Lorsque Bruce avait dit « réputé brillant » au sujet de l’oncle Monty, il entendait par là « reconnu pour sa vive intelligence ». Mais, pour les enfants, le mot brillant, tel qu’ils y repensaient à présent, éblouis par les jeux de miroirs du Laboratoire aux serpents, signifiait bien davantage. Il signifiait que l’oncle Monty, par sa chaleur, son humour gentil, brillerait toujours dans leur souvenir, jusque dans les moments sombres. Comme une étoile, comme une petite flamme.

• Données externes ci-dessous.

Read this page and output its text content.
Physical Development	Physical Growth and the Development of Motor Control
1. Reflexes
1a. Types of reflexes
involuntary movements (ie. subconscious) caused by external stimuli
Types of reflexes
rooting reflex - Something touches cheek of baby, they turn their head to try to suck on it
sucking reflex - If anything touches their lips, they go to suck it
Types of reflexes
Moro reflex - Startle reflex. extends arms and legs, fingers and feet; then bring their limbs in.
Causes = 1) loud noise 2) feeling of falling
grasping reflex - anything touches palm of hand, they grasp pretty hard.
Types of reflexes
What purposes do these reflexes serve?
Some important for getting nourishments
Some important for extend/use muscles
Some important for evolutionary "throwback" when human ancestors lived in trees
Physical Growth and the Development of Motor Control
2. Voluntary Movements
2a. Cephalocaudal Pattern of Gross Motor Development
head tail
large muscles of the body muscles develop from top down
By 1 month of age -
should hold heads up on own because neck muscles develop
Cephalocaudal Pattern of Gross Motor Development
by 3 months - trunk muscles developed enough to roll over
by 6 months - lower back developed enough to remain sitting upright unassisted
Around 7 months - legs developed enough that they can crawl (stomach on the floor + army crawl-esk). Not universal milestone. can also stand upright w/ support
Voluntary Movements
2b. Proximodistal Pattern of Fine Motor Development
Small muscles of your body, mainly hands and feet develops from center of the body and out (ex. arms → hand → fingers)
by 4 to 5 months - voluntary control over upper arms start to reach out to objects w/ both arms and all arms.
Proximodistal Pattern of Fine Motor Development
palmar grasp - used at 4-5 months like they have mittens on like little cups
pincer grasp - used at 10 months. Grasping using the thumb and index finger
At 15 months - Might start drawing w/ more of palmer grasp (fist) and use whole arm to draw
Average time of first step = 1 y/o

Oui, l’oncle Monty avait brillé pour eux, tout comme avaient brillé les jours passés avec lui. Bruce Adams et la Société d’herpétologie pouvaient bien démanteler sa collection, la disperser, la réduire à néant, personne ne démantèlerait jamais tout le bien que les enfants Baudelaire pensaient de l’oncle Monty.
— Au revoir, toi ! Au revoir, vipère ! crièrent les trois orphelins en regardant la vipère mort-sûre du Bengale se faire charger à bord du camion.
Là-dessus, bien que la vipère eût été l’amie de Prunille avant tout, Klaus et Violette fondirent en larmes avec leur petite sœur. Alors, dans sa grande cage, la vipère mort-sûre du Bengale se tourna vers eux, et ils virent perler comme des larmes au coin de ses yeux verts. Oui, la vipère était brillante, elle aussi, et brillants les yeux des enfants Baudelaire qui la regardaient partir.
— C’était brillant de ta part, chuchota Violette à Klaus, de découvrir qu’en réalité le mamba du mal étranglait ses proies.
— Et toi, c’était brillant de dénicher des pièces à conviction dans la valise de Stephano.
— Bri-yan ! répéta Prunille, et tous deux la serrèrent bien fort contre eux.
Après tout, elle aussi s’était montrée brillante, en détournant l’attention des adultes avec son amie vipère.
— Au revoir ! Au revoir ! lancèrent les brillants enfants Baudelaire aux pensionnaires de l’oncle Monty dans leurs cages.
Et tous trois, sous la lune, continuèrent d’agiter le bras en signe d’adieu, même lorsque Bruce Adams referma les portes du camion, même lorsque le véhicule descendit lentement l’allée entre les haies serpents, même lorsqu’il actionna son feu clignotant et tourna route des Pouillasses pour disparaître dans la nuit.